Net interest and other non-operating items produced income of $50 million, which was down from $63 million last year. The latest figure was $20 million more than we expected.
Pretax income of $4.03 billion zoomed past our $3.07 billion estimate by 31 percent.
The 23.7-percent effective income tax rate was significantly less burdensome than the previous March's 32.1-percent rate. We had assumed the tax rate would match the company's 29-percent guidance. Apple now believe the tax rate for the year will be about 27 percent because a greater proportion of sales will take place overseas, where the company pay less taxes.
If the tax rate in the March quarter had been the now-expected 27 percent, Apple's earnings would have come down about $0.14 per share.

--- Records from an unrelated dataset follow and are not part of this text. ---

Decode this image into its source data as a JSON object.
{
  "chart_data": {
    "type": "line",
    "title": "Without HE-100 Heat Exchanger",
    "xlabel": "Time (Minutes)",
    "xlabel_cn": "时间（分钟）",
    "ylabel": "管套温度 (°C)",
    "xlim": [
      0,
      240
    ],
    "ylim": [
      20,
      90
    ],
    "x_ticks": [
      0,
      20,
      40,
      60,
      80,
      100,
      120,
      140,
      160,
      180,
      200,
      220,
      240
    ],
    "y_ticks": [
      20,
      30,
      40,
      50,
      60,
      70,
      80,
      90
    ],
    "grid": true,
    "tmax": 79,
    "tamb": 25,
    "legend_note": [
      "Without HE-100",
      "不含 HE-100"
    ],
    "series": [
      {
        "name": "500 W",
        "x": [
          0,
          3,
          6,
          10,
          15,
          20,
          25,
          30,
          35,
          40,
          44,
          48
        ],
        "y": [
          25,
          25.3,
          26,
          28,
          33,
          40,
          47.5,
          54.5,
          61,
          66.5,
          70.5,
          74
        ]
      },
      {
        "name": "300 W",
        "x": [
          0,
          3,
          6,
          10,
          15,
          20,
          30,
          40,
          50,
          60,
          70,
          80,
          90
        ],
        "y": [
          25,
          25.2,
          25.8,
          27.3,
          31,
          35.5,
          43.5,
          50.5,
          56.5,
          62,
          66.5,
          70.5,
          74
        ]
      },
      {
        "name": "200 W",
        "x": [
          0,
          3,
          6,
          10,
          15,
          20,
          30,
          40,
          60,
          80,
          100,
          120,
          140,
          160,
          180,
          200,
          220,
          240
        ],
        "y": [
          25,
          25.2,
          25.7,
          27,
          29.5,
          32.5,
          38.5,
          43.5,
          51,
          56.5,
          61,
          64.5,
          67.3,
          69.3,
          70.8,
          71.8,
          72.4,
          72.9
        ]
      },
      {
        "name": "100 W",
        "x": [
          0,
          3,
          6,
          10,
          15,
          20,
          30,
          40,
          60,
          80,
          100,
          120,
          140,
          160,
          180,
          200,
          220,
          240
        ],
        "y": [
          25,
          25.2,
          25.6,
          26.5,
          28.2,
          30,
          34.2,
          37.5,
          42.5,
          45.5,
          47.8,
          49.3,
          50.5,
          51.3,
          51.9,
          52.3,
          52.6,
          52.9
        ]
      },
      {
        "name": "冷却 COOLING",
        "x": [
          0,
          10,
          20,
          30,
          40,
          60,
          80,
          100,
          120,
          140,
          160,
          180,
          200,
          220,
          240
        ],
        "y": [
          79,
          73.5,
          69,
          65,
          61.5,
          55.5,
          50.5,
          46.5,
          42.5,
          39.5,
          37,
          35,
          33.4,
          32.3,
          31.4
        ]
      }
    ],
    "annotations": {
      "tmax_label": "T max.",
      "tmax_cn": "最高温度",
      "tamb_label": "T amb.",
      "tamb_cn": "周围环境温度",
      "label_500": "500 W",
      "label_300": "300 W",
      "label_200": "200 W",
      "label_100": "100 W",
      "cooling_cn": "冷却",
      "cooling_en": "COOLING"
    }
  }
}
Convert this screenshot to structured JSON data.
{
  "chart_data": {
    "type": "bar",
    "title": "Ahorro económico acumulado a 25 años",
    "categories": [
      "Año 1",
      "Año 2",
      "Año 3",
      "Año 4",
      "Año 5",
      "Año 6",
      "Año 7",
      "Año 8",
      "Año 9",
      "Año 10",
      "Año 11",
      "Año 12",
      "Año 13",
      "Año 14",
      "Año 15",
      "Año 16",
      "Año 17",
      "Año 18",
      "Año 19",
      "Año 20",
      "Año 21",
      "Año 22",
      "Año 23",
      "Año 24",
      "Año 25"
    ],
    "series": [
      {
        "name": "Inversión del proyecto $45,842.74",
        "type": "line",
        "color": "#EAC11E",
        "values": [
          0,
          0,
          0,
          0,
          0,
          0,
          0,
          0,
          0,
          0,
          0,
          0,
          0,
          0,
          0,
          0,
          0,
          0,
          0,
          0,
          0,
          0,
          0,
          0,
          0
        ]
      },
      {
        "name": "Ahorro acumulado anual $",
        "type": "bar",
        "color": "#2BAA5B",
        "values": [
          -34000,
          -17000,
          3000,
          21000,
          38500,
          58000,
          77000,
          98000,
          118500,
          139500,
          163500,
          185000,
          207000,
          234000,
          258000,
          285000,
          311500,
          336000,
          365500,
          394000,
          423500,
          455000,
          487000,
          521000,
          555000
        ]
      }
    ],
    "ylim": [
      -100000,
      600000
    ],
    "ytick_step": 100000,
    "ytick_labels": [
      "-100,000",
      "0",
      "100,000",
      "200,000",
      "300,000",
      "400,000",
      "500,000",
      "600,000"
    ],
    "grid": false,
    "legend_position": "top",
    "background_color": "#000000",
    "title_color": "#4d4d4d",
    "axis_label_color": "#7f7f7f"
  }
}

Bottom-line Net Income rose by 90 percent to $3.07 billion ($3.33 per diluted share), compared to (restated) earnings in the year-earlier quarter of $1.62 billion ($1.79 per share). Our estimate was $2.18 billion ($2.36 per share).
In summary, Apple had another exceptional quarter. The top and bottom lines of the Income Statement grew at year-on-year rates rarely seen at a large company. Apple sold more than twice as many iPhones in the quarter and 33 percent more Macs, while expanding margins.
It's not usual for Apple's Revenue in a March quarter to be nearly 25 percent less than Revenue in the previous holiday-fueled December quarter. However, Revenue only slipped 14 percent in the latest period.
Although our estimates were more optimistic than the company's guidance, the actual figures still laid waste to our projections. Looking ahead, the June quarter will be the first one to include iPad sales. Apple said it is "extremely pleased with sales results" during the first few week's of iPad availability.
Full disclosure: No position in AAPL at time of writing.